Теперь его голос стал слащаво-приторным:
— Как остроумно. Но знаешь, что отличает меня от других здесь? — его пальцы неспешно пробежали по металлу наручников. — Я единственный, кто ещё пытается дать тебе шанс.
— Давай так, — я сдвинула руки в сторону. — Ты отвечаешь на один мой вопрос, я отвечаю на один твой.
Он обдумывал моё предложение лишь мгновение, а затем разразился неестественно громким смехом.
— Восхитительная наивность! Ты действительно думаешь, что мы играем на равных условиях? Я задаю вопросы. Ты отвечаешь. Всё остальное — это привилегия, которую нужно заслужить.
— Почему Оливия? — я всё равно задала вопрос.
Я снова нащупала брешь в его панцире: Кирон отпрянул, поправил манжеты.
— Оливия? Прелестная девочка с прекрасными связями. Разве нужны другие причины?
— Надеюсь, ты хорошо с ней обращаешься, — я не отводила взгляд.

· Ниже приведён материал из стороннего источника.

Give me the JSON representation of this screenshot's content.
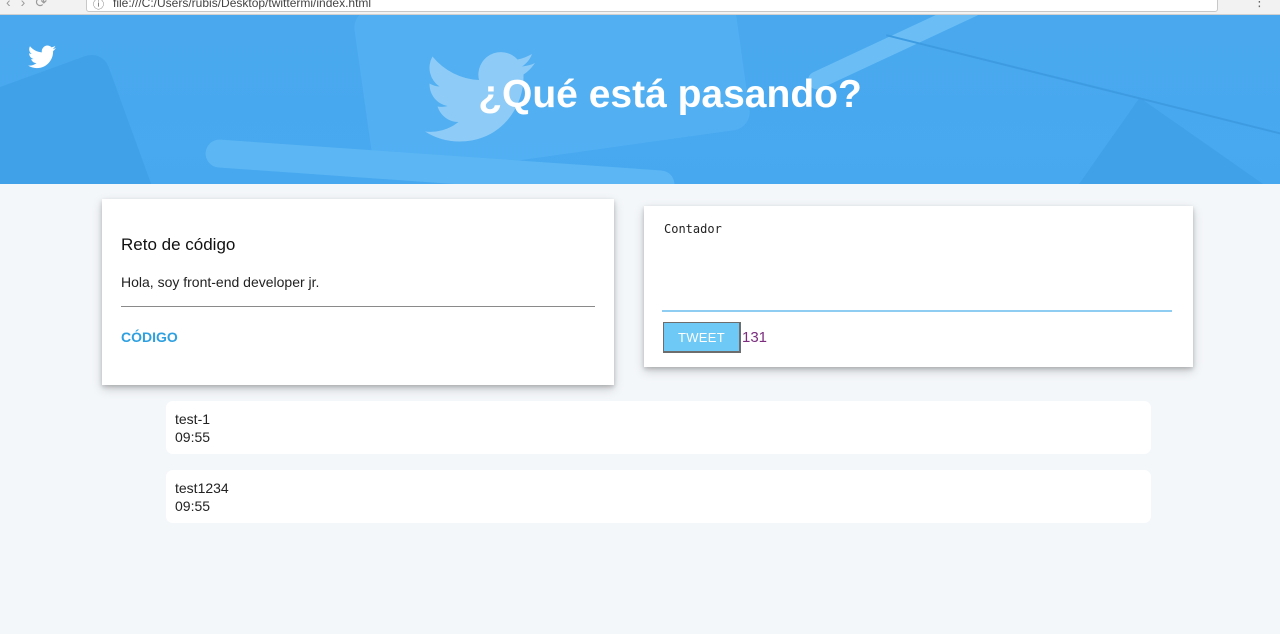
{
  "browser": {
    "url": "file:///C:/Users/rubis/Desktop/twittermi/index.html"
  },
  "header": {
    "title": "¿Qué está pasando?"
  },
  "profile": {
    "title": "Reto de código",
    "description": "Hola, soy front-end developer jr.",
    "link_label": "CÓDIGO"
  },
  "composer": {
    "placeholder": "Contador",
    "button_label": "TWEET",
    "counter": "131"
  },
  "tweets": [
    {
      "text": "test-1",
      "time": "09:55"
    },
    {
      "text": "test1234",
      "time": "09:55"
    }
  ],
  "colors": {
    "header_bg": "#47a8f0",
    "accent": "#2ea0e0",
    "button_bg": "#6ec9f6",
    "counter": "#7b2e7e",
    "page_bg": "#f4f7fa"
  }
}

— Не переживай, у твоей подружки полно защитников. В отличие от тебя. Но мы отвлеклись. Где документы, Анна? — его голос вернулся к механическому формализму.
— В волшебной стране.
Он медленно поднялся.
— Волшебная страна…
Стянул перчатку.
— Мило. Значит, сегодня мы будем учить тебя разнице между сказками и реальностью.
Перчатка упала на стол.
— Начнём с магии боли. Она, знаешь ли, очень даже реальна. Один сигил, и тебе обеспечены самые яркие впечатления.
— А ты уполномочен использовать подобные методы?
Я храбрилась, но всё же опасливо вжалась в спинку стула. Он постучал по эполетам.
— Что думаешь? Уполномочен? Эти милые сигилы на твоих запястьях — не просто украшения. Они как раз дают мне все нужные разрешения.
— Ты только болтаешь. Ты вообще много болтаешь. Похоже, звуки собственного голоса приводят тебя в восторг.
— Болтаю?
Кирон снова одёрнул манжет, голос стих почти до шёпота:
— Хорошо. Давай перейдём к языку, который ты точно поймёшь.
В руке блеснуло лезвие стилета.
— Он куда красноречивее моих слов.
— Ты не посмеешь.
В ответ он провёл лезвием по моей щеке, не оставляя пореза, только холодный след.
— Ошибаешься, — в его глазах вспыхнул жестокий восторг. — Я не просто посмею. Я заставлю тебя просить об этом, — отвёл стилет к моему запястью. — Начнём с малого — где волшебная страна, Анна?
Я не сводила глаз с лезвия, грудь тяжело вздымалась. Проверяя границы, он нажал остриём достаточно сильно, чтобы выступила капля крови.
— Видишь? Уже не сказка.
Поднёс окровавленный стилет к губам.
— Придется проявить больше изобретательности, капитан. Какие там полномочия у инквизиторов в отношении гражданских лиц? Или я уже не отношусь к ним? — я цеплялась за любые лазейки в бюрократии.
— Гражданская? — Кирон даже искренне рассмеялся в ответ. — Милая, с момента первого ритуала крови ты перешла в категорию особых подопечных.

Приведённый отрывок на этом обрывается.